How This Workflow Works
This workflow analyzes financial news articles by prompting a large language model to classify each article's sentiment. It then evaluates the model's predictions against known sentiment labels, generates a PDF report summarizing the results, and distributes the report by email.
Key Features:
- Automate sentiment classification of financial news and company press releases using OpenAI’s LLMs
- Evaluate model performance against ground truth sentiment labels
- Generate and distribute a static PDF report summarizing sentiment analysis results
- Streamline reporting by sending results directly via email
Step-by-step:
1. Classify Sentiment Using a Language Model:
The workflow prompts OpenAI’s LLM to analyze each financial news article and assign a sentiment label—positive, negative, or neutral. This step leverages a carefully constructed prompt and authenticated access to the language model provider.
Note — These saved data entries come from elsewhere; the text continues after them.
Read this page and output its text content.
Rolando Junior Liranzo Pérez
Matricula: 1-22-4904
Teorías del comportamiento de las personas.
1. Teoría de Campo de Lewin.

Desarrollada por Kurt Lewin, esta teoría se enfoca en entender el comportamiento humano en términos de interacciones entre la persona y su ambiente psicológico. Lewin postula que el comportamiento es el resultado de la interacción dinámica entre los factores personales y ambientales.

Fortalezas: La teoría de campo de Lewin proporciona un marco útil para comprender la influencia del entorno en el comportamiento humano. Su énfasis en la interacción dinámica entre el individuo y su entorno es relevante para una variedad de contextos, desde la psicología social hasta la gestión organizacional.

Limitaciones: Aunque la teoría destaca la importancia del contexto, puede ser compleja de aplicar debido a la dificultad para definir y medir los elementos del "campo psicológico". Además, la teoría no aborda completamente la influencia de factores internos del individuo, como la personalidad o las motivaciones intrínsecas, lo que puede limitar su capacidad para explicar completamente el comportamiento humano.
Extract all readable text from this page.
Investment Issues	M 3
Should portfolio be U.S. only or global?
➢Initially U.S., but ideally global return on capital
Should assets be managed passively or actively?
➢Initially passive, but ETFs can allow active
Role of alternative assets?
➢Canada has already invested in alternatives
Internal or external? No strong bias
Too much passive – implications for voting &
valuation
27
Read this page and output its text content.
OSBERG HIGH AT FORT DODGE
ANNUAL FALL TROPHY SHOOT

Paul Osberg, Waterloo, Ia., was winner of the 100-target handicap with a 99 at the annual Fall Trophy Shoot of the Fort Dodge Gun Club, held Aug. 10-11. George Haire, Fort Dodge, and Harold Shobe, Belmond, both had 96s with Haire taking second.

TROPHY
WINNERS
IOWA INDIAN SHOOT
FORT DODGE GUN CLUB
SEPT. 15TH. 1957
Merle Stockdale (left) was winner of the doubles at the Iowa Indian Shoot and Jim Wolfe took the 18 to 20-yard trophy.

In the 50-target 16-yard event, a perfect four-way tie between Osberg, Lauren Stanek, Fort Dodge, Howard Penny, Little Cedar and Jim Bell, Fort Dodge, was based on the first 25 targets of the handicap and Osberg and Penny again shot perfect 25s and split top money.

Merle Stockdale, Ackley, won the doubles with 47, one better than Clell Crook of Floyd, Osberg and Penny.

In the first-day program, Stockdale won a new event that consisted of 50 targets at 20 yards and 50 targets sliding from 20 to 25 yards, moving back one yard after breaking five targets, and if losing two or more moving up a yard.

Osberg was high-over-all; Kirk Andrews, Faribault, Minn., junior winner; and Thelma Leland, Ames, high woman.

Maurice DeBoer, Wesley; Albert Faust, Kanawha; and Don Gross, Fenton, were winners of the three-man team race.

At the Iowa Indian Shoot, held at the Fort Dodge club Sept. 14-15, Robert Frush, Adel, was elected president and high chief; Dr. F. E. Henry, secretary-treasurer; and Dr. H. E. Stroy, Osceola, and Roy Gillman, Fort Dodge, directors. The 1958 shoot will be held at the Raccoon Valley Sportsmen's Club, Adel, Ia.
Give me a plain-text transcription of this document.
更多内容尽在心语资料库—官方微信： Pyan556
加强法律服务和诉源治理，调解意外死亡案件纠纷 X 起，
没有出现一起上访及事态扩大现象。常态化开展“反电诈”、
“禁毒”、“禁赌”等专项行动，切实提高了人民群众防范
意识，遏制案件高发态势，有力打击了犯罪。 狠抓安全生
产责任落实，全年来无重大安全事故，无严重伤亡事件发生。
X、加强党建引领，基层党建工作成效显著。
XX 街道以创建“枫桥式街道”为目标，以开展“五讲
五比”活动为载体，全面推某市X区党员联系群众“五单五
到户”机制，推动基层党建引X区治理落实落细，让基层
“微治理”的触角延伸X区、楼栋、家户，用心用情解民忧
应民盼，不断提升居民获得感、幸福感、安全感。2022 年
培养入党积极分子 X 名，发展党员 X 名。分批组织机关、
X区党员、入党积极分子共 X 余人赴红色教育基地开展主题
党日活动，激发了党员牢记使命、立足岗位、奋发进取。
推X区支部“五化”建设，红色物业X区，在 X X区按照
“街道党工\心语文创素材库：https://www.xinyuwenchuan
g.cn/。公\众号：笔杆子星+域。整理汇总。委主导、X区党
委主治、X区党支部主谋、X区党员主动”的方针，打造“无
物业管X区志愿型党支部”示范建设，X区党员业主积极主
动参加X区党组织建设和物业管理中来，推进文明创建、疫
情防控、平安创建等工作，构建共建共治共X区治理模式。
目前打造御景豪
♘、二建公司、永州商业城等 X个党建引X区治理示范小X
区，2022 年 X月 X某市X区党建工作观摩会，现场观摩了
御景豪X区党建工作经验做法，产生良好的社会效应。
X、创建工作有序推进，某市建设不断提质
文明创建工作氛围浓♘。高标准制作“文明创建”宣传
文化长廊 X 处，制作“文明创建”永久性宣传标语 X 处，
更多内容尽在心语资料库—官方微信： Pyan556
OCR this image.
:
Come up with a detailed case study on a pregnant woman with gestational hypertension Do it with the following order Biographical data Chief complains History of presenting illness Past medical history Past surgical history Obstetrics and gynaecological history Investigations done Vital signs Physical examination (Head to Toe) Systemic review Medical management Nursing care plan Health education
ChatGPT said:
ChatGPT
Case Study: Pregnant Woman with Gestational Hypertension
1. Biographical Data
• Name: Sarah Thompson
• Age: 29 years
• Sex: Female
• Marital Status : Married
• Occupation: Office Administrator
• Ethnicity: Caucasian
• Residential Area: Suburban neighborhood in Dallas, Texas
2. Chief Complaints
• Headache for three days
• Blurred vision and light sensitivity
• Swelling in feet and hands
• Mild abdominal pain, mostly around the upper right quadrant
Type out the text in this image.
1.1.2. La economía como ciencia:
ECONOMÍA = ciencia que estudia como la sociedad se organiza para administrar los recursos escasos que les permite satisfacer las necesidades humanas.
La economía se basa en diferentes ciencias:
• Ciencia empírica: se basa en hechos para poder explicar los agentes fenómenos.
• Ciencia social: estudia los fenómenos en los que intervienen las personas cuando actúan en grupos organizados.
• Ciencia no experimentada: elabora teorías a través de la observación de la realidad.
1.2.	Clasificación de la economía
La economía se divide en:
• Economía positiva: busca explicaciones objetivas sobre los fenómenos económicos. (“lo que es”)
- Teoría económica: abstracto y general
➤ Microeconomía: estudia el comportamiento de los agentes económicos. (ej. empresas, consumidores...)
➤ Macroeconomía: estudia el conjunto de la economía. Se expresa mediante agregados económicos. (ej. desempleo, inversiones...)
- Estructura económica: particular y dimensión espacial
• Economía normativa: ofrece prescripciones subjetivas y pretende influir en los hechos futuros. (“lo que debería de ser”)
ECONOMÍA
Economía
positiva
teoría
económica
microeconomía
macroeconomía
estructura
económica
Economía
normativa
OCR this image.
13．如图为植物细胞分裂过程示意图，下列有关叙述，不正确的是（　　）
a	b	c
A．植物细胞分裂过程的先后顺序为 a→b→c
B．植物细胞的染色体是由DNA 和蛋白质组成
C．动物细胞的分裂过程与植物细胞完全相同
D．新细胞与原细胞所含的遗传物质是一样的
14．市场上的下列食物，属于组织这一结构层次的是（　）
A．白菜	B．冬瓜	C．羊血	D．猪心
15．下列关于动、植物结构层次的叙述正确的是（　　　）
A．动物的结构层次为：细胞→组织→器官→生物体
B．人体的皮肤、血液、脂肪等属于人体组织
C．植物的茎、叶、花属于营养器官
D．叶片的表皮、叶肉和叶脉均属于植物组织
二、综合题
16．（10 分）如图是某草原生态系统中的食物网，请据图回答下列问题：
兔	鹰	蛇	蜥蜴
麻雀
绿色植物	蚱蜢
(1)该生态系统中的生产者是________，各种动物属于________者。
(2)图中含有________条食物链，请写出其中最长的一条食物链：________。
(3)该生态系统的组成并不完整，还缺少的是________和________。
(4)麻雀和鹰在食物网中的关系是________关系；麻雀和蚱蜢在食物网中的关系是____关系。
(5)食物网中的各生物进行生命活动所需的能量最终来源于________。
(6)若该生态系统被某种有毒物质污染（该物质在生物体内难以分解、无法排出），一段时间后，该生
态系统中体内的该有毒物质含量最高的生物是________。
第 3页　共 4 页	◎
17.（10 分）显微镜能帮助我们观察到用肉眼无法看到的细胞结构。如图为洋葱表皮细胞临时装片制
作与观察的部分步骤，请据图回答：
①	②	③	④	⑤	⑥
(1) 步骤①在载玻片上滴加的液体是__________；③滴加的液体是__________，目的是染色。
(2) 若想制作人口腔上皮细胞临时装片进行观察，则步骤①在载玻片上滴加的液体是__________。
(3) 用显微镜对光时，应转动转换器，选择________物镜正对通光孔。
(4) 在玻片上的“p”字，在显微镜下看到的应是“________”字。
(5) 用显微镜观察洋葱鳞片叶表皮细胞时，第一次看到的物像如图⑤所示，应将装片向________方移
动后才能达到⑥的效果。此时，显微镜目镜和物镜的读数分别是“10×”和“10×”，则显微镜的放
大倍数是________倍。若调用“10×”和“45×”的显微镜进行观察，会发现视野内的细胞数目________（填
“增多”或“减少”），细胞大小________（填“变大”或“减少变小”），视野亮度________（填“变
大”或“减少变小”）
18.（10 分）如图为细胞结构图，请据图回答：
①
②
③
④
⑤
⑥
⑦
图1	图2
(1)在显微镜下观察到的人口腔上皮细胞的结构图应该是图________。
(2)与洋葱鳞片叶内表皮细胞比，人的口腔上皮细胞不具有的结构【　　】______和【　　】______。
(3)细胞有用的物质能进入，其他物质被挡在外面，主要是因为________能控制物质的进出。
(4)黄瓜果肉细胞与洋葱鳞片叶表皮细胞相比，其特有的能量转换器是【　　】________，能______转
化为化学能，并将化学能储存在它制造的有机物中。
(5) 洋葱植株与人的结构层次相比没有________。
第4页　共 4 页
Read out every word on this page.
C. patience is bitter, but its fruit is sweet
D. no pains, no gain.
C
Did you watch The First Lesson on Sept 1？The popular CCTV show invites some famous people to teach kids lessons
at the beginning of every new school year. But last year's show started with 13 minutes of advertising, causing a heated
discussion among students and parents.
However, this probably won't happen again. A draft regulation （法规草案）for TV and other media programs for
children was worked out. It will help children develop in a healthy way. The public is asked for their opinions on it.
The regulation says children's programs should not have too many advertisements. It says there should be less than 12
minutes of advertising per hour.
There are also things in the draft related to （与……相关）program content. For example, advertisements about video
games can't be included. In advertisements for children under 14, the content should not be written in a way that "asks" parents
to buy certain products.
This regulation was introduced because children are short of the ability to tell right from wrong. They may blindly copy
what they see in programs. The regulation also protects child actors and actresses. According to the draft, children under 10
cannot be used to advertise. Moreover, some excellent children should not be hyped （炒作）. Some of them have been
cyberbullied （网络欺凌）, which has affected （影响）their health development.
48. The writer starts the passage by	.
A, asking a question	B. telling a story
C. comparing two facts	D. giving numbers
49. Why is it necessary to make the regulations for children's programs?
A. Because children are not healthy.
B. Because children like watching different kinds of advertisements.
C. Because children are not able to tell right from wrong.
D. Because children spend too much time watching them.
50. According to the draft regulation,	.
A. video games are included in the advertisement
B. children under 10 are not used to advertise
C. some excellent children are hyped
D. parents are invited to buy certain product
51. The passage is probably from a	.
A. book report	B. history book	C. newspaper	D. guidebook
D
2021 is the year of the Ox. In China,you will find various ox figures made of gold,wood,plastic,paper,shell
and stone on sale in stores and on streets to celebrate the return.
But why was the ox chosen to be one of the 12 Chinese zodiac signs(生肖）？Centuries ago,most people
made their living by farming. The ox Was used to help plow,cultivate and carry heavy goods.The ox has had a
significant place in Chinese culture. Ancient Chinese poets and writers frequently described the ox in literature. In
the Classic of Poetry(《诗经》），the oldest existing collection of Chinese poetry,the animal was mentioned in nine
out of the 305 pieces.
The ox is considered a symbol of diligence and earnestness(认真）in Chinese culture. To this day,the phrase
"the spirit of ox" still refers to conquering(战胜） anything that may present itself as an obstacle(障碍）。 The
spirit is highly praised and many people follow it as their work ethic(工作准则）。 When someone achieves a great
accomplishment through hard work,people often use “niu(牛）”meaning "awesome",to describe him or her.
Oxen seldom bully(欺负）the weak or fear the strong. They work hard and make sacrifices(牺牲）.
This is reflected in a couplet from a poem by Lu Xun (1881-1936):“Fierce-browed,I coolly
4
2. Evaluate Sentiment Predictions:
After classification, the workflow compares the model's sentiment predictions with the actual sentiment labels present in the dataset. This evaluation provides a clear measure of the model's accuracy and reliability.
3. Generate and Distribute a Sentiment Report:
The results of the sentiment analysis and evaluation are compiled into a static PDF report. The workflow then sends this report by email, ensuring that stakeholders receive timely updates without manual intervention.